La primera vez que escuché esta frase, estaba en este barrio de Ciudad Lineal, en Madrid, desde donde escribo. Me la dijo una señora de más de ochenta años que nunca había salido de esta ciudad cuando acababa de decirle que vivía en Barcelona. No capté en ese instante que eso formaba parte de las controversias de cada país: Arequipa-Lima, Santiago de Cuba-La Habana, Roma-Milán y por supuesto, Barcelona-Madrid.
Vinimos a Madrid a despedir a alguien que para los católicos se dirige al cielo, y quien tiene un significante diferente, como ocurre siempre, para cada miembro de la familia esa persona. Su nieta, tiene una visión sensible y la quería seguir teniendo cerca a pesar de tener más de noventa años, para los hijos, obviamente, otra, convencidos en el dolor de que con los padres se va quien mejor te conoce; pero para quien la cuidaba en los últimos tiempos como interna en su casa, una chica de Honduras, sin papeles, muy devota y católica practicante hasta la médula, drena su doble dolor por la cercanía con María, y dolor por no saber qué pasará con su futuro en España.

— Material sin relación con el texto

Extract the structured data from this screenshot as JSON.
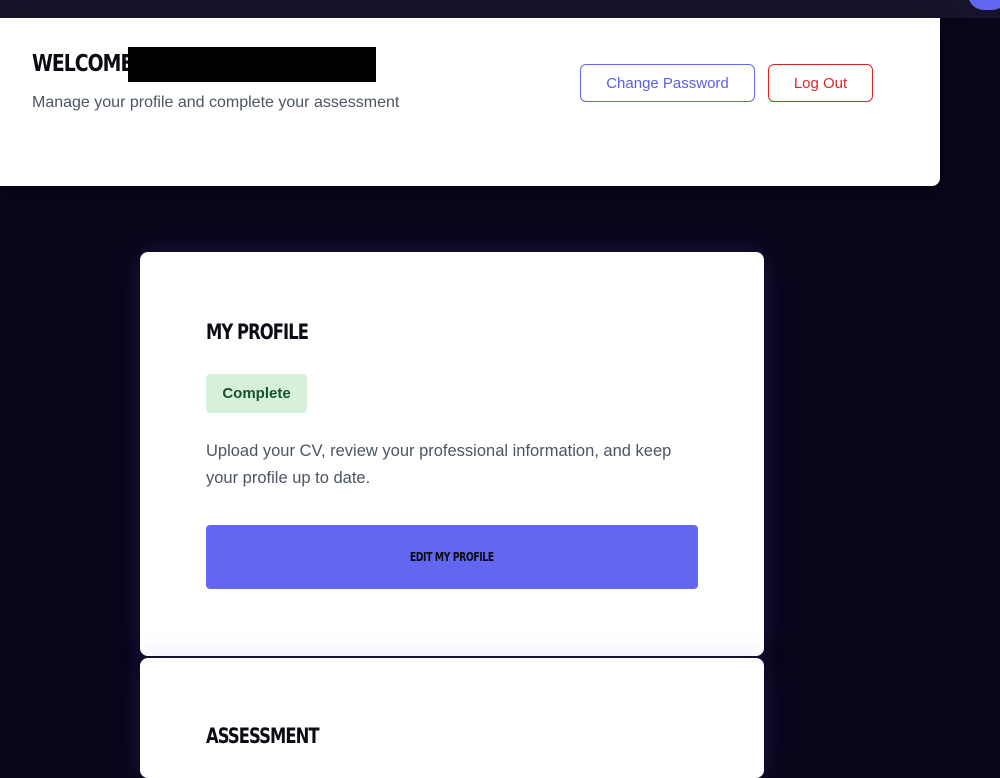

Cuando abandonas el país piensas que una de las cosas que se distancian es precisamente la cercanía con la muerte. No obstante, con el tiempo, los amigos se convierten en esa familia que dejaste atrás, y desde todas partes, queramos o no, existe un carril hacia el valle de Proserpina como lo llamaban los griegos.
Dos días en Madrid, con fuerte niebla (boira en calátan) que solo tuvo un rayo de sol en el momento de la despedida en la capilla del cementerio de la Almudena. Un rayo del que algún poeta ya escribió, es la señal evidente de que se abrió el cielo para que Maruja pasara.